Por Luciene Azevedo
Créditos da imagem: Nude with Skeleton- Marina Abramovic
“A arte contemporânea deve ser analisada, não em termos estéticos, mas em termos de poética. Não a partir da perspectiva do consumidor de arte, mas a partir da perspectiva do produtor”. Leio a defesa de Boris Groys a favor do que considera uma virada necessária nos estudos sobre a arte hoje. Na visão do filósofo alemão, parece mais contemporâneo pensar as “práticas artísticas como transformações radicais que vão da estética à poética, mas especificamente na direção de uma autopoética, na direção da produção do próprio Eu público”.
A colocação parece uma resposta implícita à ideia de estética relacional de Nicolás Bourriaud que defende uma “forma de arte cujo substrato é dado pela intersubjetividade” entre observador e quadro. Ao chamar a atenção para a “produção de um efeito de visibilidade” percebido no gesto de muitos artistas contemporâneos, Groys rejeita entender esse movimento como pura “mercantilização do Eu”, pois acredita que parte do interesse da produção artística contemporânea reside na possibilidade que nos oferece de observar o movimento realizado pelo artista que vai “do interesse pelo mundo externo na direção da construção autopoética de seu próprio Eu”.

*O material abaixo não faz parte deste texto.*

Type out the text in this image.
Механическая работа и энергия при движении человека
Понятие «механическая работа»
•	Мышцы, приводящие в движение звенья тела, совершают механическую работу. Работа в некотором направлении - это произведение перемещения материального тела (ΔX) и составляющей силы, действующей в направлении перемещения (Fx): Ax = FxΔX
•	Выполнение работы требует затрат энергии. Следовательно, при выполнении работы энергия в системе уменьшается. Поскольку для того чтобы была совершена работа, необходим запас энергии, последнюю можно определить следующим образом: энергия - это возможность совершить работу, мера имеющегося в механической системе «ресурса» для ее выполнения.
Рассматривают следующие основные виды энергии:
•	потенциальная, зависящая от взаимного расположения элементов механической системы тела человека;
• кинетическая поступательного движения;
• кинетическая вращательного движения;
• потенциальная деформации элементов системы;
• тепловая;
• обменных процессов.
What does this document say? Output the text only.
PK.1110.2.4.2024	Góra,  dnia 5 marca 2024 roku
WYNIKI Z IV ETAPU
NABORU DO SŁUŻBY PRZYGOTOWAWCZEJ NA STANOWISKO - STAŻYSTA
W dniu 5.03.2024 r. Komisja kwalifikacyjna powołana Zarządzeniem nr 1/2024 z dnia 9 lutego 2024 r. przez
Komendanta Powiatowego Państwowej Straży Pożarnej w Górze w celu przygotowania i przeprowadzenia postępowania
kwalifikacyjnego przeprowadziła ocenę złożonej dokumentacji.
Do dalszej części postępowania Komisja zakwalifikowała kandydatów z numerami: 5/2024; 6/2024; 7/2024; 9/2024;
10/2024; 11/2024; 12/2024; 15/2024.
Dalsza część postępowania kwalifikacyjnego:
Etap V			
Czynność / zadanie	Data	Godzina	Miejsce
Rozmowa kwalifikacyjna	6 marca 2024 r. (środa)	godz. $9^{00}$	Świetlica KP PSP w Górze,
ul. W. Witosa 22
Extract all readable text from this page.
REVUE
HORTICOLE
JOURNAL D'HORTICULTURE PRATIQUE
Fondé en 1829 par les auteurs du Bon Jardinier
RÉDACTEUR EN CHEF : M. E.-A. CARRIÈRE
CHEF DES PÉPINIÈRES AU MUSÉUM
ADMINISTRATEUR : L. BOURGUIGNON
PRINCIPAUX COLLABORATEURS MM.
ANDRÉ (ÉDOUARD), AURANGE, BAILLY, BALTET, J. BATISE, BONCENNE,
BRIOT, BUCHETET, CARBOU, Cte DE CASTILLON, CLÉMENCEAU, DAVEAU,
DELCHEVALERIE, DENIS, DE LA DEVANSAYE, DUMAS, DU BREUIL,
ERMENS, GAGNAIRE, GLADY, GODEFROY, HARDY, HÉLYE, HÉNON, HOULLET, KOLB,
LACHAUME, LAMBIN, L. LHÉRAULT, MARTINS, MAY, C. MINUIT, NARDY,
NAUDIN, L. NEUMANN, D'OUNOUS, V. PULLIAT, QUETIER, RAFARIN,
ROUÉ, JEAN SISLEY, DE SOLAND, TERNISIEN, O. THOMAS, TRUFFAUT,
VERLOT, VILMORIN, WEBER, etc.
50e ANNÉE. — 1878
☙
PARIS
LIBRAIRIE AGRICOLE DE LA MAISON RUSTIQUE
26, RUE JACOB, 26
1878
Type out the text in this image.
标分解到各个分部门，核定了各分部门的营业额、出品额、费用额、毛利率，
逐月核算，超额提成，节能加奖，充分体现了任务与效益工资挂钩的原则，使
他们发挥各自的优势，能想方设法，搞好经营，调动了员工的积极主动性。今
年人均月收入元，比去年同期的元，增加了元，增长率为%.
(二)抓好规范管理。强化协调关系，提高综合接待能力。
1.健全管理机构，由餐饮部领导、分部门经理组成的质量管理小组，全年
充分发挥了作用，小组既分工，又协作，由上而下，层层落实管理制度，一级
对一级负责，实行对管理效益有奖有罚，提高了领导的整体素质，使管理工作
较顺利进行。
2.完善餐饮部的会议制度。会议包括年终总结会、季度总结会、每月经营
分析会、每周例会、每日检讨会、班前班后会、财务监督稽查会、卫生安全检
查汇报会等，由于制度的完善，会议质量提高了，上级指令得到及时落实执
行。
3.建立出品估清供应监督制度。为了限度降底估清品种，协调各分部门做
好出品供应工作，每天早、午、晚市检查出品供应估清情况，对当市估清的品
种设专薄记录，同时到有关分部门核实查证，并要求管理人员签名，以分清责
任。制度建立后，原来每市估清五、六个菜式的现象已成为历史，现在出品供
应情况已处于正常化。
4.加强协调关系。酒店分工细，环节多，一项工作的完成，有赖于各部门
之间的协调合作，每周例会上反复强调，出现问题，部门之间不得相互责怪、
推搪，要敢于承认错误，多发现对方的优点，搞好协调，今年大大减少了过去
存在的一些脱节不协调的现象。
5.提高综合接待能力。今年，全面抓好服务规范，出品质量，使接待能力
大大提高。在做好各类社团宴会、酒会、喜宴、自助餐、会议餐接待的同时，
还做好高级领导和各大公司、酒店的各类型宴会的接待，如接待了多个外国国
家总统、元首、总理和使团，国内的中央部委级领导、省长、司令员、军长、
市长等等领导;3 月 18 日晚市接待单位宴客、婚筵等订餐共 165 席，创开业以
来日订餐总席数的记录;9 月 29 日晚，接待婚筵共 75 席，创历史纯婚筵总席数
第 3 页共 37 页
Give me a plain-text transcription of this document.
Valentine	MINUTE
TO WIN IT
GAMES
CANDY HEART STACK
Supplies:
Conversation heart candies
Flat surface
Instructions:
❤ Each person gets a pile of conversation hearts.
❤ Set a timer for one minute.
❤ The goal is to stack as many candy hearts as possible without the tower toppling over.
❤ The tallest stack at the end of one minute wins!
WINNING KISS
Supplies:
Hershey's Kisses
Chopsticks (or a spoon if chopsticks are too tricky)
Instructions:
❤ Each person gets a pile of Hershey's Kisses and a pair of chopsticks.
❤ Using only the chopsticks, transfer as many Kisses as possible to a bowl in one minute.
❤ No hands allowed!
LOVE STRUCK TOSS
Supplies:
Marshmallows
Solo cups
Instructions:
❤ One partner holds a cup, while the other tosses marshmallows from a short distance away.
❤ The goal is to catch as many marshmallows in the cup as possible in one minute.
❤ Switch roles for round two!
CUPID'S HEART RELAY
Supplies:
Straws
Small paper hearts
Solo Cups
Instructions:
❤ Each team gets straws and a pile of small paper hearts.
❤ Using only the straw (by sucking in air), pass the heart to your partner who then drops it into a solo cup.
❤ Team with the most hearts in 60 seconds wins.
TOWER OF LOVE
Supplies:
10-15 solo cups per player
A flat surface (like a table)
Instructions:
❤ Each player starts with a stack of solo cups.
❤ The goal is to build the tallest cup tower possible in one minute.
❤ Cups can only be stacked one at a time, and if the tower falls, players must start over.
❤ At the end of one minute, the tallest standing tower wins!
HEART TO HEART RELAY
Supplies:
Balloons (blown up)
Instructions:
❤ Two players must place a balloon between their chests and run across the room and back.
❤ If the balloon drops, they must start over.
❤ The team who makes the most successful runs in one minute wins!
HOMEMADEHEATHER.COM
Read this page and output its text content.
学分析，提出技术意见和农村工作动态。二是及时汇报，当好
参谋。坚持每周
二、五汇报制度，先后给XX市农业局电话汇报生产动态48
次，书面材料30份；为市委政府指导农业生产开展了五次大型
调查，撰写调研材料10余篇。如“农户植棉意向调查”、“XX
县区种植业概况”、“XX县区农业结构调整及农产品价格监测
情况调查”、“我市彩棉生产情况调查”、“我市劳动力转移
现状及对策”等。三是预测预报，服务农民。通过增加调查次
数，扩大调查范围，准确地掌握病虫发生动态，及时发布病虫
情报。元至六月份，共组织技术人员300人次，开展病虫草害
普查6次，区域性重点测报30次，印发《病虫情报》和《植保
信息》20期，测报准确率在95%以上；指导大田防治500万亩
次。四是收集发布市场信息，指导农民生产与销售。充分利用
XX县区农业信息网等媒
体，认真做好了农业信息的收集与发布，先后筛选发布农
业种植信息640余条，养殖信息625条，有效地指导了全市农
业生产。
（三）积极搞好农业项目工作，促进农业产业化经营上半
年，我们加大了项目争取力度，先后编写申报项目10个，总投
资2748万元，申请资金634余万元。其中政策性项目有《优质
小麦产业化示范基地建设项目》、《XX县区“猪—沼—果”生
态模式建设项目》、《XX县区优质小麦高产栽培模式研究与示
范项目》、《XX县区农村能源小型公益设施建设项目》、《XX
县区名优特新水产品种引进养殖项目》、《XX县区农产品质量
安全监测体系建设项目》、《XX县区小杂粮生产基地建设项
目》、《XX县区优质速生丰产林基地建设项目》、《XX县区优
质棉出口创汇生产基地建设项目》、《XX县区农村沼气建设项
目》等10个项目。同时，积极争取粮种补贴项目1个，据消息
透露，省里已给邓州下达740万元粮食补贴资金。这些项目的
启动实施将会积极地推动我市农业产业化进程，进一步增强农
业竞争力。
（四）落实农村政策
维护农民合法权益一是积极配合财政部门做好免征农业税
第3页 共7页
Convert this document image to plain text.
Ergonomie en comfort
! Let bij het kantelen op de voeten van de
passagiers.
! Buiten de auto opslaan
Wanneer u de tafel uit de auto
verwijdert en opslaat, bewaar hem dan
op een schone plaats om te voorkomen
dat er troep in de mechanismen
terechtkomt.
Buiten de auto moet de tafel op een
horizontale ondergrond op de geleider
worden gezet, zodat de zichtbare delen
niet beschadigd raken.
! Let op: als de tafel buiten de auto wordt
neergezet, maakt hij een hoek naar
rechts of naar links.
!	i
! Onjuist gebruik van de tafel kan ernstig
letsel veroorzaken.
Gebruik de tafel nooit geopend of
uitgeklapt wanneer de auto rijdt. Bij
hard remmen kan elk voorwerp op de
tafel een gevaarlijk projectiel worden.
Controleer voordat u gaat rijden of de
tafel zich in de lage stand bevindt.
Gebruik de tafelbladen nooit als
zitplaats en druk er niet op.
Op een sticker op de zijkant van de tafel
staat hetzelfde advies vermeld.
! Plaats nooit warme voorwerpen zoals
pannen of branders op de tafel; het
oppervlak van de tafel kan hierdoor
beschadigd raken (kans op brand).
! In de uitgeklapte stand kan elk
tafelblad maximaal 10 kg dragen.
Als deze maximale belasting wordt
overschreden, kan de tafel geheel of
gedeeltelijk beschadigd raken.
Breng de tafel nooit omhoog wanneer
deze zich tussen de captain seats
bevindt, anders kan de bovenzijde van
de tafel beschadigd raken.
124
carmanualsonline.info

Interessado em analisar como os artistas desenham-se artisticamente, Groys retoma brevemente a história do design para pensar o “desenho de si” no qual os artistas parecem investidos hoje. Segundo o filósofo, a grande diferença entre o que chama de “artes aplicadas tradicionais” e o design moderno, fruto das vanguardas do início do século XX, está fundada na “oposição metafísica entre aparência e essência”, pois enquanto as primeiras prezam o caráter meramente utilitário e mercadológico do objeto, o desenho moderno, ou antidesenho, como o trata Groys, “quer eliminar e purificar tudo o que se acumulou na superfície” dos objetos a fim de permitir que o sujeito “seja capaz de descobrir as coisas por si mesmo”.
Groys reconhece aí uma dimensão ética na qual os “consumidores assumem a responsabilidade por sua própria aparência e pelo desenho de suas vidas cotidianas”. Ao constatar que nossa época nos impinge a “obrigação do desenho de si”, Groys quer superar a dicotomia moderna entre a “desinteressada contemplação estética” e o “uso das coisas guiado pelo interesse” e recuperar a aliança entre ética, estética e política, entendendo a manifestação do Eu, do autodesenho de si como uma disposição que faz pensar o mundo.
Assim, o que Groys chama de autodesenho é a possibilidade de o próprio artista transformar-se em obra, expondo-se de uma “maneira radical ao olhar do outro”.
Se olhamos para a cena literária atual, consideramos ainda mais instigantes as provocações do filósofo alemão, pois empreendimentos como os de Ricardo Lísias ou Karl Ove Knausgaard, cada um à sua maneira, indicam que na relevância do papel do autor junto à sua produção está uma das chaves para compreender a reelaboração crítica do papel das artes hoje.